Cordilleran Section - 103rd Annual Meeting (4–6 May 2007)

Paper No. 7
Presentation Time: 10:20 AM

BOGACHIEL LANDSLIDE: MATERIAL-DEPENDENT CONTROL ON DEFORMATION BEHAVIOR


BADGER, T.C., Geotechnical Division, Washington State Department of Transportation, P.O. Box 47365, Olympia, WA 98504-7365, badgert@wsdot.wa.gov

A recent investigation on the western Olympic Peninsula of Washington has been prompted by the reactivation of a portion of a large deep-seated landslide complex and its potential to sever highway US 101. The reactivated portion is about 700 feet in width and length. At this location, the highway is sited midslope on a steep, 300-foot-high valley wall adjacent to the Bogachiel River.

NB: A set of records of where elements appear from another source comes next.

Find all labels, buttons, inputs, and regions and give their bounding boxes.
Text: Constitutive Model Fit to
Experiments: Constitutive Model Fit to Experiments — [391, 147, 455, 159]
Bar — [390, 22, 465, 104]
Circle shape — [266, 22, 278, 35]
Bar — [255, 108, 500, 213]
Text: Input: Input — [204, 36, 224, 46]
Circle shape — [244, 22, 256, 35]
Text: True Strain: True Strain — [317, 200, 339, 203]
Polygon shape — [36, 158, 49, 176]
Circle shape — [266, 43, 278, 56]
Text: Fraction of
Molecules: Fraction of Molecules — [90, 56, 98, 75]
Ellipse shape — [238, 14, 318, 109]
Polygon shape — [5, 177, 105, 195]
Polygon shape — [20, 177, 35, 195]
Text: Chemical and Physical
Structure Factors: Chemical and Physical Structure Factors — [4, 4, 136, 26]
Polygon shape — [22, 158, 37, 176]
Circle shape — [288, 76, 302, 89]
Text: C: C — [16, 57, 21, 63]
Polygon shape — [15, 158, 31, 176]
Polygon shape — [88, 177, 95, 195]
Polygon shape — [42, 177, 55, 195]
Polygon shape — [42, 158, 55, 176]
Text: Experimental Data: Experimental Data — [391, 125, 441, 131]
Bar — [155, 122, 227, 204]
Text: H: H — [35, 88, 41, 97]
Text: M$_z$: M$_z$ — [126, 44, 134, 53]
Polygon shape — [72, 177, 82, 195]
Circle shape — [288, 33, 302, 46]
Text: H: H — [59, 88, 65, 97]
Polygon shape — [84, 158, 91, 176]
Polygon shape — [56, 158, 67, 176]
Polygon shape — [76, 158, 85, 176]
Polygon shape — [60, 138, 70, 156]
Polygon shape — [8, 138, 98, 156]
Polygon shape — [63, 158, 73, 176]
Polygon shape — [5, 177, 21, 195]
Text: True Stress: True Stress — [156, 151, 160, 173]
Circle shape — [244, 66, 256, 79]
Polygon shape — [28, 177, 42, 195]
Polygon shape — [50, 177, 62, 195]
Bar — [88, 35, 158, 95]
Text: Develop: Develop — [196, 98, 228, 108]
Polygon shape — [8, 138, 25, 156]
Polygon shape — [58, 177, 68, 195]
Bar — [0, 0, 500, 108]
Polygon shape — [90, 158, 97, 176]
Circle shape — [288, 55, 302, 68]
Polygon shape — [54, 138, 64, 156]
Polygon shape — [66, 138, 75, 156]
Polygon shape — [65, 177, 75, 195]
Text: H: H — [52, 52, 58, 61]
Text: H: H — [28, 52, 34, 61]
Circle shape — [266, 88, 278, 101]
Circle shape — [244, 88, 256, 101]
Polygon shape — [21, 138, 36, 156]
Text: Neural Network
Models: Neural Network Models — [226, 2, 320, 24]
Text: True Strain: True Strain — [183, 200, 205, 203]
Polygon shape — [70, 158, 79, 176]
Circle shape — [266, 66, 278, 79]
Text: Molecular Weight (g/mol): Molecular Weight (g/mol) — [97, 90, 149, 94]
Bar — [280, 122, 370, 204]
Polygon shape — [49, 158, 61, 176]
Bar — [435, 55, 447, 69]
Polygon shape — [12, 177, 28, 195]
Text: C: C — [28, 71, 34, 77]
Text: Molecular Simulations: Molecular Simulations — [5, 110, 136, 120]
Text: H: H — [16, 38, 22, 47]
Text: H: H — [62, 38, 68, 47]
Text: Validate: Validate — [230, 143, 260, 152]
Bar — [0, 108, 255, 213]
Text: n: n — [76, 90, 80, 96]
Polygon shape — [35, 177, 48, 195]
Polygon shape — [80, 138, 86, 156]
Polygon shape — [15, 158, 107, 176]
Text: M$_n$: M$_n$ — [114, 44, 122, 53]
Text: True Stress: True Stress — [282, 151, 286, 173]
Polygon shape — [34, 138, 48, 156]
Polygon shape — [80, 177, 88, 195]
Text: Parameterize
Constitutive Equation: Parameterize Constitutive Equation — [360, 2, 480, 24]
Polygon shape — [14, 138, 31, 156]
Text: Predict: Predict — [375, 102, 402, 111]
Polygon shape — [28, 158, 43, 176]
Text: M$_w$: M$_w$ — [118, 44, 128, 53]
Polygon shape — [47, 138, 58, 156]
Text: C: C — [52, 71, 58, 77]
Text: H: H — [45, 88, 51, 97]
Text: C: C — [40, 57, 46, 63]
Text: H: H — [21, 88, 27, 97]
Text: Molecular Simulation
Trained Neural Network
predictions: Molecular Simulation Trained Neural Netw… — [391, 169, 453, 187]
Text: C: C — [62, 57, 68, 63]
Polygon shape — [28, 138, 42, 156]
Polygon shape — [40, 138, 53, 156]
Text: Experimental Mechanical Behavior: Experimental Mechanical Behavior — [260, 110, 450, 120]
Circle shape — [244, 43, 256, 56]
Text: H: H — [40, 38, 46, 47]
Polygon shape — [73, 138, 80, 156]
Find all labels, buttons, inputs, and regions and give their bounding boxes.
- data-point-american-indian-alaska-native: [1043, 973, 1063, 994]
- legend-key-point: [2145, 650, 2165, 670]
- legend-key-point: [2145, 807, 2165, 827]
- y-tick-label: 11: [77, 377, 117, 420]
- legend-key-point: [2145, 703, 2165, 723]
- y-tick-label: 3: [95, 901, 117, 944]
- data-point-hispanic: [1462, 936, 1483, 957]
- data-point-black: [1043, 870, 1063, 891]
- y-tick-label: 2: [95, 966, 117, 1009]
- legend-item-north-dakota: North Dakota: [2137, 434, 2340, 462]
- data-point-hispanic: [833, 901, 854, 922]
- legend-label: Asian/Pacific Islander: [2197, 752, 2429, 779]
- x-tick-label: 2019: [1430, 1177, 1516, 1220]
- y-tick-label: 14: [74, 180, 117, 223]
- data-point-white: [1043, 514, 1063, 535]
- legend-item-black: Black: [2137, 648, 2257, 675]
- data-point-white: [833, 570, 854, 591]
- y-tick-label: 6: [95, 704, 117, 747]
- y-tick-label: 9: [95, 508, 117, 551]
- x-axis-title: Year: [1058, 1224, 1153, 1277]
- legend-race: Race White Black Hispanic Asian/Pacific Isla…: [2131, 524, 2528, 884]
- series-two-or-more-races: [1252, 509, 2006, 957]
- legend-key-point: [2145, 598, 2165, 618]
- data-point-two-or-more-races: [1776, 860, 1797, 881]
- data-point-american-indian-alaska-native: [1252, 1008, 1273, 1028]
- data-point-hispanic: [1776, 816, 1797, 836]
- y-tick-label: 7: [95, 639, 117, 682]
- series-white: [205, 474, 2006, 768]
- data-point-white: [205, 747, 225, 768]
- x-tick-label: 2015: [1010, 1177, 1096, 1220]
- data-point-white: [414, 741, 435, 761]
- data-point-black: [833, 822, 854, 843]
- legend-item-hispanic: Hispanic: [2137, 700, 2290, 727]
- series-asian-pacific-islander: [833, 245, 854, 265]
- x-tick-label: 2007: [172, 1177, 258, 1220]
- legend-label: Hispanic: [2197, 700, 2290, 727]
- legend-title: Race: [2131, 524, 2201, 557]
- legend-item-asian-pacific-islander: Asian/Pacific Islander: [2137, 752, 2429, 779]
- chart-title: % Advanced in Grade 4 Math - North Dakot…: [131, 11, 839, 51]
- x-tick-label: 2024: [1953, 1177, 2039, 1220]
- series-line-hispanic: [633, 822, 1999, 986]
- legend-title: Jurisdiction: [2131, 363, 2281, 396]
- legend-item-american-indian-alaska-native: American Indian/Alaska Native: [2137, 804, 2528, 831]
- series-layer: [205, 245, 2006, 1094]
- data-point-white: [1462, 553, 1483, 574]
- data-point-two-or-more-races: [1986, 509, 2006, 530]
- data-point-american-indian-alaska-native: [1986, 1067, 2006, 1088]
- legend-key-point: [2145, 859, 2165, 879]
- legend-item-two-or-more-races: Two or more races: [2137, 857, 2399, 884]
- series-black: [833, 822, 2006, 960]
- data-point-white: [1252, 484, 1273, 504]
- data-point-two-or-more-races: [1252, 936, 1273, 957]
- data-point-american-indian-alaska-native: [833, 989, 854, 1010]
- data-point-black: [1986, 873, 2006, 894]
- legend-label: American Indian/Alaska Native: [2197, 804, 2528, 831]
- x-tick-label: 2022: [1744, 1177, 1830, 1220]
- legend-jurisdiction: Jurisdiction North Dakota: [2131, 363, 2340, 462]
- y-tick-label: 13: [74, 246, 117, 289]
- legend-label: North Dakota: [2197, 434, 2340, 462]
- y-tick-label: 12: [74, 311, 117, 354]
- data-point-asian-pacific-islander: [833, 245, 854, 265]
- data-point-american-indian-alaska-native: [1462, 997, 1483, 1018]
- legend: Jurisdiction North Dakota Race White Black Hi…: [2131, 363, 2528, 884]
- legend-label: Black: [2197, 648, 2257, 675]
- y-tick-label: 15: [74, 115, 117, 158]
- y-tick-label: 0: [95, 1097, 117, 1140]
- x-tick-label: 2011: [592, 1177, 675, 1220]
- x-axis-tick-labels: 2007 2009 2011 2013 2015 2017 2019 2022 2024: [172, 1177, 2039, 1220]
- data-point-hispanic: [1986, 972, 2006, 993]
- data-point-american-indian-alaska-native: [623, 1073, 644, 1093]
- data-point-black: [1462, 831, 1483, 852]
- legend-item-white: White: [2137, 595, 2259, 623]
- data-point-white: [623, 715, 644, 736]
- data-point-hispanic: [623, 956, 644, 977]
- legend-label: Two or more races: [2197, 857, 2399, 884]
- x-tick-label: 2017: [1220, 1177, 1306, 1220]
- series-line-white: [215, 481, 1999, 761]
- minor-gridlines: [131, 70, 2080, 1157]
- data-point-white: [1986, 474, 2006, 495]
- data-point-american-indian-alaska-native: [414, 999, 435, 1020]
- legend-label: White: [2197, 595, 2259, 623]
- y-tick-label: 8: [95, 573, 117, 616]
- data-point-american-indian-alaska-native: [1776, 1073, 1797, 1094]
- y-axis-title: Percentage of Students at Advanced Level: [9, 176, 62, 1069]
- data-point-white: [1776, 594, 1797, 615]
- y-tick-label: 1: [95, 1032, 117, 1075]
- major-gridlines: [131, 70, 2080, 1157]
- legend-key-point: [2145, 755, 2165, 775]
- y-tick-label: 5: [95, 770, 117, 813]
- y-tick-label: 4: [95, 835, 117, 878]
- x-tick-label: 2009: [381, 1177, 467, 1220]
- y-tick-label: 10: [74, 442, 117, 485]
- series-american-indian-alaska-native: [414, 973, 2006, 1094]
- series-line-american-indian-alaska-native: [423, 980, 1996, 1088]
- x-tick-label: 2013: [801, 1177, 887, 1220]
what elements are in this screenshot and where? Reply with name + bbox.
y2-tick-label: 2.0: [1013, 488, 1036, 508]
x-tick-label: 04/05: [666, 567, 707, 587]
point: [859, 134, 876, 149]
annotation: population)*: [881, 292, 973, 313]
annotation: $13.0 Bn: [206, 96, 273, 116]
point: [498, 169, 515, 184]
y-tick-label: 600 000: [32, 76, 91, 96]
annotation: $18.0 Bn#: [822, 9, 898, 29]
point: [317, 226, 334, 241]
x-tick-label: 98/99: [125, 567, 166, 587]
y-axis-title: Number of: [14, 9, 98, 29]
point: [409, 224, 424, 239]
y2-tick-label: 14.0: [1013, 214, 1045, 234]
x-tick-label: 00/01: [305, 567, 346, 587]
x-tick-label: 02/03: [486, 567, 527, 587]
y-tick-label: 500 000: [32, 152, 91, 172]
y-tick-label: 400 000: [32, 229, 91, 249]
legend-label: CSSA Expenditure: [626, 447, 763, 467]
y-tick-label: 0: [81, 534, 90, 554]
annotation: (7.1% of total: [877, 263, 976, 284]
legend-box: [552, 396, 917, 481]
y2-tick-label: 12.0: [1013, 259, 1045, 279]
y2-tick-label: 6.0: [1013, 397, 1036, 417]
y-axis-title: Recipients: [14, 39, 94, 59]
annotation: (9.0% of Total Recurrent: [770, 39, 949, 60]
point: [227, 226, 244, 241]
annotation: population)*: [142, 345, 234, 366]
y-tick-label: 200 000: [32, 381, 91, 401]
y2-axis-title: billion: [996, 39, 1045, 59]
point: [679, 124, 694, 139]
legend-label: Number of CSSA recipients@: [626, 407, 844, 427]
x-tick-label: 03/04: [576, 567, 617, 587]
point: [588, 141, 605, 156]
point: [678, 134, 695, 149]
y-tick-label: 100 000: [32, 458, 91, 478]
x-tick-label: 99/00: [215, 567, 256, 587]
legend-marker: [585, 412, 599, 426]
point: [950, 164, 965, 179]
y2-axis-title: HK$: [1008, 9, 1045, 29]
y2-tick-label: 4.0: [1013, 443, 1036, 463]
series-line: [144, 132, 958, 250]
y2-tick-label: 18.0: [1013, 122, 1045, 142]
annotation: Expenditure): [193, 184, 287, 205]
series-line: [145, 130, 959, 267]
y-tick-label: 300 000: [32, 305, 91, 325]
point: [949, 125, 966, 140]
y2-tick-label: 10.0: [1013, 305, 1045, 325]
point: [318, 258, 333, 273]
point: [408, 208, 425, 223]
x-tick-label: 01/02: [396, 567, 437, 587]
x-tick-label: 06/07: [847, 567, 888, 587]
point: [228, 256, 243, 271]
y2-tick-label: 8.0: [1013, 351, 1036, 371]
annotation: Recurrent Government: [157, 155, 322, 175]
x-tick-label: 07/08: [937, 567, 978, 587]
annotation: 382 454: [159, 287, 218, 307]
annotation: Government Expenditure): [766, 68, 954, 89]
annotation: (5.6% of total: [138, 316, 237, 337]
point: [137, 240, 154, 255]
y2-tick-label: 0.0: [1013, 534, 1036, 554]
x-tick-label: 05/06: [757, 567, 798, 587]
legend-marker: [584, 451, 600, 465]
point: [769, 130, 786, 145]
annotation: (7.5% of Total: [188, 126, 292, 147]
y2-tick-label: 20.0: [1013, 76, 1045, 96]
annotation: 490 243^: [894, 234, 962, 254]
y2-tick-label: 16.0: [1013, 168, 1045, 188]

Average annual precipitation is nearly 120 inches, about 75% of which falls between October-March; summers are typically dry. Landsliding is occurring within very weak, intensely sheared marine siltstones.

Oddly, initial activity in late August 2004 involved a rapid slump-earthflow within a small area of the reactivated landslide. Subsequent deformation monitoring of the larger reactivated landslide has identified three to four failure zones of either discrete shears or broad zones of creep-like movement to depths of 100 to 130 feet. Three inclinometers show nearly uniform deformation rates within all failure zones throughout the year. Proximal shallow and deep piezometers within this larger slide mass generally exhibit comparable response and water levels, supporting a relatively simple model of a single phreatic, mostly shallow surface within the slide mass; no pressurized conditions were encountered. Seasonally, groundwater levels vary from as much as 40 feet in the recharge area just above the headscarp to less than 6 feet within much of the slide mass. While groundwater levels within the slide mass are characteristically non-responsive to storm events, many of the horizontal drains installed in the upper half of the slide mass respond rapidly.

The drain response suggests that infiltration and recharge into the sheared siltstone bedrock occurs relatively rapidly; discharge, mostly in the form of seeps and springs, must then moderate fluctuation of groundwater levels within the slide mass. The year-round saturation of much of the slide and accelerated movement of the August 2004 slump-earthflow, suggests that the deformation behavior of the slide mass is more material-dependent than groundwater-dependent. That is, at some indeterminate period of material strain, a dramatic yield state seems to occur. This condition complicates the prediction of mid- to long-term behavior and urgency to enact costly remediation.